Gina Kolata speaks with cardiologists from the Cleveland Clinic and another from Massachusetts General Hospital regarding a paper published in JAMA Network Open which suggests that as alcohol consumption increased the risk for heart disease did as well. The study was conducted using the medical data of over 400,00 people who are participants in the U.K. Biobank. The average age of the participants was about 57 and consumed about 9 drinks a week. The researchers found that those who consumed less alcohol per week had other characteristics that decreased their risk for heart disease like weighing less and exercising more often than those who consumed higher amounts of alcohol and those that didn't drink at all.

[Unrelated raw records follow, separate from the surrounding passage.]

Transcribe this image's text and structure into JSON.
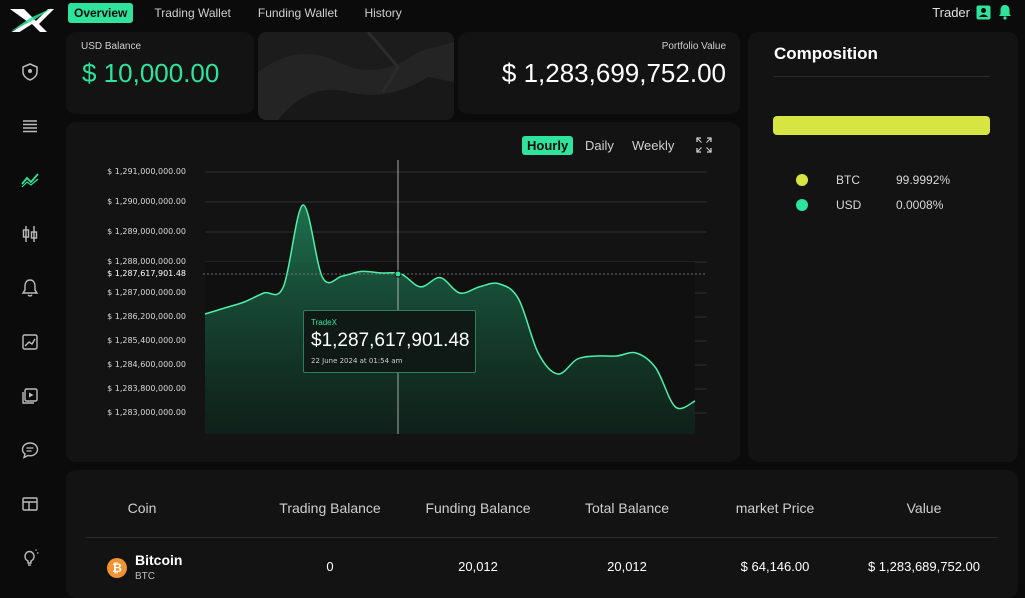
{
  "nav": {
    "tabs": [
      {
        "label": "Overview",
        "active": true
      },
      {
        "label": "Trading Wallet",
        "active": false
      },
      {
        "label": "Funding Wallet",
        "active": false
      },
      {
        "label": "History",
        "active": false
      }
    ],
    "user_label": "Trader"
  },
  "balances": {
    "usd_label": "USD Balance",
    "usd_value": "$ 10,000.00",
    "portfolio_label": "Portfolio Value",
    "portfolio_value": "$ 1,283,699,752.00"
  },
  "chart": {
    "ranges": [
      "Hourly",
      "Daily",
      "Weekly"
    ],
    "active_range": "Hourly",
    "tooltip": {
      "brand": "TradeX",
      "value": "$1,287,617,901.48",
      "date": "22 June 2024 at 01:54 am"
    }
  },
  "chart_data": {
    "type": "area",
    "yticks": [
      "$ 1,291,000,000.00",
      "$ 1,290,000,000.00",
      "$ 1,289,000,000.00",
      "$ 1,288,000,000.00",
      "$ 1,287,617,901.48",
      "$ 1,287,000,000.00",
      "$ 1,286,200,000.00",
      "$ 1,285,400,000.00",
      "$ 1,284,600,000.00",
      "$ 1,283,800,000.00",
      "$ 1,283,000,000.00"
    ],
    "ylim": [
      1283000000,
      1291000000
    ],
    "series": [
      {
        "values": [
          1286300000,
          1286500000,
          1286700000,
          1287000000,
          1287200000,
          1289900000,
          1287500000,
          1287550000,
          1287700000,
          1287650000,
          1287620000,
          1287200000,
          1287500000,
          1287000000,
          1287200000,
          1287300000,
          1286800000,
          1285000000,
          1284300000,
          1284800000,
          1284900000,
          1284900000,
          1285000000,
          1284500000,
          1283200000,
          1283400000
        ]
      }
    ],
    "crosshair_value": 1287617901.48,
    "grid": true,
    "color": "#2ee39c"
  },
  "composition": {
    "title": "Composition",
    "items": [
      {
        "name": "BTC",
        "pct": "99.9992%",
        "color": "#d6e542"
      },
      {
        "name": "USD",
        "pct": "0.0008%",
        "color": "#2ee39c"
      }
    ]
  },
  "table": {
    "headers": [
      "Coin",
      "Trading Balance",
      "Funding Balance",
      "Total Balance",
      "market Price",
      "Value"
    ],
    "rows": [
      {
        "coin_name": "Bitcoin",
        "coin_symbol": "BTC",
        "icon": "bitcoin-icon",
        "trading_balance": "0",
        "funding_balance": "20,012",
        "total_balance": "20,012",
        "market_price": "$ 64,146.00",
        "value": "$ 1,283,689,752.00"
      }
    ]
  }
}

To differentiate between whether alcohol consumption had an effect on the heart or other habits, behaviors, and characteristics that had an effect on the heart, researchers used Mendelian randomization. Researchers found that there were certain genetic variants that could predispose people to heavier or lighter drinking. These variants are randomly distributed throughout the population. This way, researchers can ask whether or not those with these variants that are linked to higher alcohol consumption are more likely to experience heart diseases.
Conclusively, the study found that moderate drinking had no effect on heart disease. I found this article interesting because the method of Mendelian randomization was used to study variants that could potentially cause people to drink more or less per week. Because these variants are randomly distributed, it is more effective. This was an important factor in terms of completing the study as it involved measuring how much people drank per week. To use genetics to provide reason for why individuals drink more or less than others was an interesting approach.